In my commuting blog a couple of weeks ago I explained how much I value my weekends and the limited time I have with my family. I absolutely love Halloween but as I said, this was my third or fourth weekend either in the garage, Home Depot, or the front yard. It's starting to feel like a job. On top of that my wife wasn't here this weekend. She had a family obligation in Florida and yes, I'm not ashamed to say that I miss her. Badly. The high point of the weekend was without question spending time with my two daughters, that and the kick-ass broccoli-potato-ham-cheddar soup that I made for dinner.

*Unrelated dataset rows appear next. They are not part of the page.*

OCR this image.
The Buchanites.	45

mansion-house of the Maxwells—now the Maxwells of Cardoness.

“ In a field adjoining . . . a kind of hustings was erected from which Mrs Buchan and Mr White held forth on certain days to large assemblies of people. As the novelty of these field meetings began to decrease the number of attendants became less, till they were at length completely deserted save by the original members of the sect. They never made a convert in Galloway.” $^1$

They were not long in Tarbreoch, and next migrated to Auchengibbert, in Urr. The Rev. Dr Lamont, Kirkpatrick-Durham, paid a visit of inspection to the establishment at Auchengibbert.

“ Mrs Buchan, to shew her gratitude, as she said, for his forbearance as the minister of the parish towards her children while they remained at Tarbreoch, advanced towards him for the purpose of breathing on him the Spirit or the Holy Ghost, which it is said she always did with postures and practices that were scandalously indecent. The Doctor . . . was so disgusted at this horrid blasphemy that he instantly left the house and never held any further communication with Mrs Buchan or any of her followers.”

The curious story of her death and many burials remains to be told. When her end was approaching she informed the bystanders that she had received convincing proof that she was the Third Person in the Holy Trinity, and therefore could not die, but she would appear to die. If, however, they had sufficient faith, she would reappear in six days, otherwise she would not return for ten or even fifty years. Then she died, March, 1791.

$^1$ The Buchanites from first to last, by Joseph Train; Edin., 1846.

Like I said, I was stressin'. So, as I stood there watching the girls clean up after dinner, and I glanced into the garage at the partially finished coffin and the piles of scrap wood and sawdust, I did what any red-blooded American man would do. I poured myself my third glass of Cab Sav, ascended the stairs, lit a few candles, turned on some Native American flute music, and took a long, hot, bubbly, bath. I sat there listening to the haunting sounds, stared at the candle flame, emptied my mind, and soaked until I pruned. After enjoying a totally empty mind for a while I allowed myself to drift to a Caribbean beach which is where I would desperately love to be for real...for a week, a month...a year. Then I got out, dried off, threw on some sweats and did a Tai Chi routine. Now I feel like a limp dishrag, and I couldn't care less what's happening in the garage. I don't care whether or not Dracula has a place to sleep for the night or whether or not a bat rises out of the mist, whistles the finale from Les Miz and flies up the teacher's ass. I'll think about that tomorrow. After all...tomorrow is another day.

Baths. Christ, what a simple pleasure.